While he hasn’t officially renewed the series, Reilly said negotiations are underway for an additional — and final — season of Bones, with executive producer Stephen Nathan taking over as showrunner while Hart Hanson focuses on newly ordered Fox drama Rainn Wilson. Following the panel, Reilly noted that next season will likely be the long-running procedural’s last.
Faith in The Mindy Project
Despite a brief mid-season hiatus, the Mindy Kailing comedy will likely be back for a third season. “I’m highly bullish on it coming back,” he said, adding: “The ratings for us are not where I wish they would be. The show deserves more viewers, it is a top 20 comedy. It is highly upscale, we make money on it, it has a desirable audience and I’d like to build that audience.” Reilly has been candid in the past about his frustrations about his narrow but critically praised comedy brand, and remained so Monday. As for controversial Dads, Reilly suggested the Seth MacFarlane-produced series makes him laugh, noting that the showrunners had “smoothed out the choppiness” of the early episodes.

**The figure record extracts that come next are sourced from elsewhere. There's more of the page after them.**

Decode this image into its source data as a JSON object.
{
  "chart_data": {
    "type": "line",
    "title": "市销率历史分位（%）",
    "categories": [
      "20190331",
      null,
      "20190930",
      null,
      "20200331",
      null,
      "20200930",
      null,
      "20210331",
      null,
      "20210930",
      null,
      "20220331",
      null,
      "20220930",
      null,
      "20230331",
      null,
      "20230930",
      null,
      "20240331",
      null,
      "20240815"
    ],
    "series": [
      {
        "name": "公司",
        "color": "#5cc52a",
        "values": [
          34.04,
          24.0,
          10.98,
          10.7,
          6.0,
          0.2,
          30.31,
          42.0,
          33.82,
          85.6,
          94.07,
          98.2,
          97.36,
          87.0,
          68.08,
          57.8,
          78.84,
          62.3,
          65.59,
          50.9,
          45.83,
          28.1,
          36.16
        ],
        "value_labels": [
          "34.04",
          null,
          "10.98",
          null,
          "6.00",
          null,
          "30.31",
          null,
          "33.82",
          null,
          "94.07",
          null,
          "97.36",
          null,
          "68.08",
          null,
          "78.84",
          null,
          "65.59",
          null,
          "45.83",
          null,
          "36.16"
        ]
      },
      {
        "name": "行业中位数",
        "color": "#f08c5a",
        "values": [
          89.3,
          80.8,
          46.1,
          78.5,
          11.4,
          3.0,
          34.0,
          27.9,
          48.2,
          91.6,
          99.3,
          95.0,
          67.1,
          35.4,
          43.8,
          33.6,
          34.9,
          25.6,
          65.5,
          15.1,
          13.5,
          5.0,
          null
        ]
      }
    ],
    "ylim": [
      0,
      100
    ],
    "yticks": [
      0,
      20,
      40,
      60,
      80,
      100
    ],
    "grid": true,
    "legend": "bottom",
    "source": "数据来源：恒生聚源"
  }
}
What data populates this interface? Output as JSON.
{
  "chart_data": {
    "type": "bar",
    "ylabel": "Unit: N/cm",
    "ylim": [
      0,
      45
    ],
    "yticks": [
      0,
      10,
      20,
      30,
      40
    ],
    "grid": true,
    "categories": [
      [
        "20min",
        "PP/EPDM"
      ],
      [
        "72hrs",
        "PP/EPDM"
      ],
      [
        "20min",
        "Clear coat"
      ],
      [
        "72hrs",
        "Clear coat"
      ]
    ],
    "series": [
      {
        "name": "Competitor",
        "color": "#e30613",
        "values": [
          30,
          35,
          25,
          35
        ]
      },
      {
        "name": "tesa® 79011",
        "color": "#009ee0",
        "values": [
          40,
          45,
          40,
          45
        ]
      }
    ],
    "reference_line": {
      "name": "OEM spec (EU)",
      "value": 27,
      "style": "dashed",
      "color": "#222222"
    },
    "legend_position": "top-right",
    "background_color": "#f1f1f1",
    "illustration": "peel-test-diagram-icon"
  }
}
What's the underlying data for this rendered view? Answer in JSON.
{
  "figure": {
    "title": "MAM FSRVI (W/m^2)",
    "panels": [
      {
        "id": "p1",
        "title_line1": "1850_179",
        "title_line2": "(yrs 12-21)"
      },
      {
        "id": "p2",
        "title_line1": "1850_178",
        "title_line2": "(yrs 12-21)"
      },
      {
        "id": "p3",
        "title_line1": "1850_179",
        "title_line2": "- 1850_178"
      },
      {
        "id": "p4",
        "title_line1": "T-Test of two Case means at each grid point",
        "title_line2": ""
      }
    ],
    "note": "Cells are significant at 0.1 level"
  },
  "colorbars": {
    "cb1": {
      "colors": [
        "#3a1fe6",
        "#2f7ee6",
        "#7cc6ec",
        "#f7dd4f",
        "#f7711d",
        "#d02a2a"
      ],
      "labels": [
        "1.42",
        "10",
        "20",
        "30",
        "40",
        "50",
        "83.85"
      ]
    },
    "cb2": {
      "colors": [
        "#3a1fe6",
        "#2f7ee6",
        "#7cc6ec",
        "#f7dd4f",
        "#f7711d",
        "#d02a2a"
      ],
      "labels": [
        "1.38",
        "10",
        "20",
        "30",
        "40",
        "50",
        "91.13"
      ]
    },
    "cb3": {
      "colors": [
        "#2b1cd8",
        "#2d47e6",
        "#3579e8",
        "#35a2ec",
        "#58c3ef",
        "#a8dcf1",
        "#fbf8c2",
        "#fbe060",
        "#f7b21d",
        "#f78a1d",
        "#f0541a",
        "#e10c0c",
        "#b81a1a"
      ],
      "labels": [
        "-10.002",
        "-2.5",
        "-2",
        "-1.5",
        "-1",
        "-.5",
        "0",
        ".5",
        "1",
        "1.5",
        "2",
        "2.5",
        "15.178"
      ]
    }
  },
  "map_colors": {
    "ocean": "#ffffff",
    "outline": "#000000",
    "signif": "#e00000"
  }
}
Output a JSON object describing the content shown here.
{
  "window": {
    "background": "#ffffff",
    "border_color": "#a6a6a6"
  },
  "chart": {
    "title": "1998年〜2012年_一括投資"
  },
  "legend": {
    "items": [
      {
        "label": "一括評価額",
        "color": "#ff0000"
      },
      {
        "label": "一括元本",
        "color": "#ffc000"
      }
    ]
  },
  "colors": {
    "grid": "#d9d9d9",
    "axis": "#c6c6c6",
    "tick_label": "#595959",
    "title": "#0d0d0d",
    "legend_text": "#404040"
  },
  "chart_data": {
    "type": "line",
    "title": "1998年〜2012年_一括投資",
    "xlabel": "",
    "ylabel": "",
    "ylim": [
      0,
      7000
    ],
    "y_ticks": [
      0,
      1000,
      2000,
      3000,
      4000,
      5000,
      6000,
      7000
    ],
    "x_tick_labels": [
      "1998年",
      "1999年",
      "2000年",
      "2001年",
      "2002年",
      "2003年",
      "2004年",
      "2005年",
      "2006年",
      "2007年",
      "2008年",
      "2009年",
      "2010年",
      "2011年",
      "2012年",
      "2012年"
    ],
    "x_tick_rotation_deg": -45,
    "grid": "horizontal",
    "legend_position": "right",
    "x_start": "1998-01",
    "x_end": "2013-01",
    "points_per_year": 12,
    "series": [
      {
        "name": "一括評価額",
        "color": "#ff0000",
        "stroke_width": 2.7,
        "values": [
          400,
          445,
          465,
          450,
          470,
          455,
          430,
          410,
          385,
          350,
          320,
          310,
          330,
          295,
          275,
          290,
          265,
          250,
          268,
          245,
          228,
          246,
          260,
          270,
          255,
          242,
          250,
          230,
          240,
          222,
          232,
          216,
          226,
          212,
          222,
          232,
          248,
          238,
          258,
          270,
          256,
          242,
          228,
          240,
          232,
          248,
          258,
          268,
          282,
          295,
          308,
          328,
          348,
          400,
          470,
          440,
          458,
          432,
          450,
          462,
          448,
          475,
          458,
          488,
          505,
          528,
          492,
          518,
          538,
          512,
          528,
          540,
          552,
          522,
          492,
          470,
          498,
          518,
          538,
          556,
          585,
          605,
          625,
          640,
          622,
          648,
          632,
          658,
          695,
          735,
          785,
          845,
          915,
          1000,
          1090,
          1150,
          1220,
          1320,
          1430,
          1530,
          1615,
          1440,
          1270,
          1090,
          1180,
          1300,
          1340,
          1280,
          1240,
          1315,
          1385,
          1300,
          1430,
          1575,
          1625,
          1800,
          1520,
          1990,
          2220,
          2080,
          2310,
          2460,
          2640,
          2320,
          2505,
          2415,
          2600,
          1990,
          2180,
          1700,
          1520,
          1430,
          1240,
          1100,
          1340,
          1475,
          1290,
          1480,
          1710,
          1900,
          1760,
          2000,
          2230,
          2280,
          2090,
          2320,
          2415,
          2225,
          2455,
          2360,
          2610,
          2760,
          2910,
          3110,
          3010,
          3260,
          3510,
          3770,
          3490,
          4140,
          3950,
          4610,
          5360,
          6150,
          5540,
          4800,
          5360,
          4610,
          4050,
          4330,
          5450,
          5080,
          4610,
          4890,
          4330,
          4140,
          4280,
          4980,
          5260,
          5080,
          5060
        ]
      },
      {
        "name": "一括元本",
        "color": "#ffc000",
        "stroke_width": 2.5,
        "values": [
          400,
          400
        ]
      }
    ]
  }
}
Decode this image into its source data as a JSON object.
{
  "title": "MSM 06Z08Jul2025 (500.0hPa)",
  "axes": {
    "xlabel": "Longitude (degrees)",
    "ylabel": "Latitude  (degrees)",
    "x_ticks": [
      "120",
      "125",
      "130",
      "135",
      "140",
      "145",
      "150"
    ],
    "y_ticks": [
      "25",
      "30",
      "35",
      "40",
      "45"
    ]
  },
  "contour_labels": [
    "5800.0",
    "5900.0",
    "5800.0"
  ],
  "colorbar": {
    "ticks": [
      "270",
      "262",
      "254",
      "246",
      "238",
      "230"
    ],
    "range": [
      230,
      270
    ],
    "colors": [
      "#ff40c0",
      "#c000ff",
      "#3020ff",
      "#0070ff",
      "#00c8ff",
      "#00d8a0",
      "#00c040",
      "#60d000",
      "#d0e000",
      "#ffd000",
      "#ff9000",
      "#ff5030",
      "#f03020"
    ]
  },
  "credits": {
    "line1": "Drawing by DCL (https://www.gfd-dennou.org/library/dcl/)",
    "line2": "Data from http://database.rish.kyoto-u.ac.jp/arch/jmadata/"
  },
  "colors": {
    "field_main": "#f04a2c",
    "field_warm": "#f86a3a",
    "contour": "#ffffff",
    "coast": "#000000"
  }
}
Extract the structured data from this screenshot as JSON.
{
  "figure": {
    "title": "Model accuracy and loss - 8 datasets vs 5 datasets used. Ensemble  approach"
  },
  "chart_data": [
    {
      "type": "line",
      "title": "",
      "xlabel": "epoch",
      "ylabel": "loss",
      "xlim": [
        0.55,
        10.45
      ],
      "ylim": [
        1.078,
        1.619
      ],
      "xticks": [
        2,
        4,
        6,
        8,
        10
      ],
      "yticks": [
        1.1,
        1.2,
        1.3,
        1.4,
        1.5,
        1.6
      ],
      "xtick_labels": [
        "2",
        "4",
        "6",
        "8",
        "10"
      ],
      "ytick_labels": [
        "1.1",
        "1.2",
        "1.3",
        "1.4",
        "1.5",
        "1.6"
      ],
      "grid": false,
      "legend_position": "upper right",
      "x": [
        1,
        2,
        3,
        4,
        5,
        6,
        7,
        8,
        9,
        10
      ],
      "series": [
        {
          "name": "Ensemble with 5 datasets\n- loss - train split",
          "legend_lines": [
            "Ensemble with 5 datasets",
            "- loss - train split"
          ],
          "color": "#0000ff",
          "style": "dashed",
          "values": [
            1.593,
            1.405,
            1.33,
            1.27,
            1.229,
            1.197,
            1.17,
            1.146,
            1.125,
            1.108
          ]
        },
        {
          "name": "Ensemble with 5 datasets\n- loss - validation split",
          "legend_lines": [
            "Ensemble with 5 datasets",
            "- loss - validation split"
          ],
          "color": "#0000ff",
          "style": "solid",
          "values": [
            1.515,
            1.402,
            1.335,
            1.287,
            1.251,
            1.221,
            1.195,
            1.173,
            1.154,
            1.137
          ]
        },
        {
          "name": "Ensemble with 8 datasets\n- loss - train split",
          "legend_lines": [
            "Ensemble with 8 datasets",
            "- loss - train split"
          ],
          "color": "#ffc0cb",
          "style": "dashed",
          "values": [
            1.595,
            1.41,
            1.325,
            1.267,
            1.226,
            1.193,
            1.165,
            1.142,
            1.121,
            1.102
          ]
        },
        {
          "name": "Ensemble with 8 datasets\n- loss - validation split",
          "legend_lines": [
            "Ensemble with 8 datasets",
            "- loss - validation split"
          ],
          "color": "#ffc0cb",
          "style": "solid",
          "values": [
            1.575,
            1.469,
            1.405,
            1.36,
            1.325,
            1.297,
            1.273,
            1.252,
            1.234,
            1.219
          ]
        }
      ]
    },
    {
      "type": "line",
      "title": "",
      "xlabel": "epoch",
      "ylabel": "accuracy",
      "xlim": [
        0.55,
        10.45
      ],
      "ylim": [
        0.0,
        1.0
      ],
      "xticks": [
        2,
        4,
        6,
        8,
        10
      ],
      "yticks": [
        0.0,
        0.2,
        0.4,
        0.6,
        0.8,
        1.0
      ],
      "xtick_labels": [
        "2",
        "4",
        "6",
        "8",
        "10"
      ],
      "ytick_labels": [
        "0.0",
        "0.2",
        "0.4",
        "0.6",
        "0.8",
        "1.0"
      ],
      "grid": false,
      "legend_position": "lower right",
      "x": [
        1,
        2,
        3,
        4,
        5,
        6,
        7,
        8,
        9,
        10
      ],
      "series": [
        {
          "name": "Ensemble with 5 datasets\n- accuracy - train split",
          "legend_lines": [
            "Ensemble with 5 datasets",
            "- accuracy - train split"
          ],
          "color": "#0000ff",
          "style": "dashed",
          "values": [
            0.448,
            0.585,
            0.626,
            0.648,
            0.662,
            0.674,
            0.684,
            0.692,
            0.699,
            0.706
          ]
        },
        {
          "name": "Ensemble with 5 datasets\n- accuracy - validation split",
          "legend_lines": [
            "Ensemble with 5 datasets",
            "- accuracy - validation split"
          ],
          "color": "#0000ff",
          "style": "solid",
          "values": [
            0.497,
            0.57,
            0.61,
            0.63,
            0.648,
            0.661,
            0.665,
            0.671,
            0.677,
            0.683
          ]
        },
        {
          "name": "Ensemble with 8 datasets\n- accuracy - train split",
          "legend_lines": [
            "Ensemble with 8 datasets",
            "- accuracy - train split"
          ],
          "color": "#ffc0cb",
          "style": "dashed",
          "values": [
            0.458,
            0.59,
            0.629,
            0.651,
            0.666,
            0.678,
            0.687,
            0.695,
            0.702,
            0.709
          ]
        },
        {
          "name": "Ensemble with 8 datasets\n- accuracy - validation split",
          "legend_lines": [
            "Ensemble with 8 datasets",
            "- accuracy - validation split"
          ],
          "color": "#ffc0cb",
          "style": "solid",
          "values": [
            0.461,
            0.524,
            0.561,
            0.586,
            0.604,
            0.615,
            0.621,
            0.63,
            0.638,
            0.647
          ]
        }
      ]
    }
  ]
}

Brooklyn Nine-Nine to Live On
Following its surprising wins for best comedy actor and best comedy at Sunday’s Golden Globes, Reilly said the Andy Samberg starrer from Dan Goor and Mike Schur and Universal TV will likely be back for a second season. “I was before we got the Globe,” Reilly said of his plans for a second season of the cop comedy. “I don’t think that’s going to be a big announcement; it’s mostly just because of other business I have to do on other shows, but I would anticipate that show will be back.”
More Sleepy Hollow
One of the fall’s few breakout hits and already renewed for a second season, Reilly said the sci-fi leaning story of Ichabod Crane has the potential to do more than 13 episodes next year. He noted that the show, which requires a longer lead time than many other dramas on the air, had a demanding production process creating a more hectic production schedule than usual. For that reason, Reilly said they will begin production on season two in March — considerably early than most fall series — to allow producers more time to craft the series.